Optimizers are gradually improving type-based alias analysis and already breaking some code that is based on strict aliasing violations. We can expect optimizations to get better and break even more code that just worked before.
We have standard ready-made compatible methods for interpreting types. Sometimes for debug builds these methods should be free abstractions. We have several tools for detecting severe aliasing violations, but for C ++ they will catch only a small part of cases, and for C using the tis-interpreter we can track most violations.
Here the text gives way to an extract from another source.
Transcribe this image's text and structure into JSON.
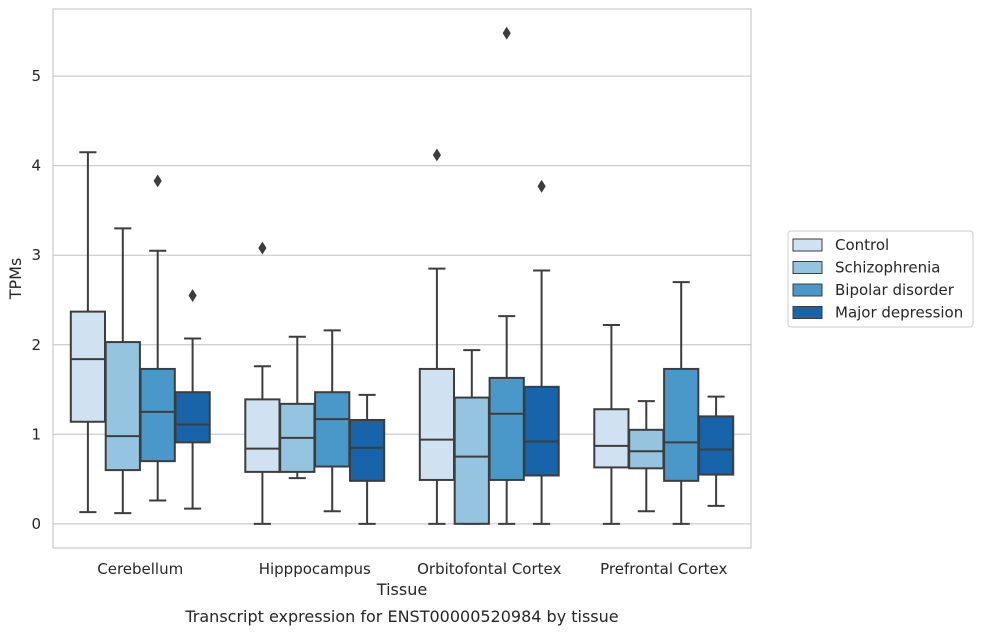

Thanks to those who commented on this article: JF Bastien, Christopher Di Bella, Pascal Quoc, Matt P. Dziubinski, Patrice Roy and Olafur Vaage
Of course, in the end, all errors belong to the author.
So the translation of a rather large material has come to an end, the first part of which can be read here . And we traditionally invite you to the open door day , which will be held March 14 by the head of the technology development department at Rambler & Co - Dmitry Shebordaev.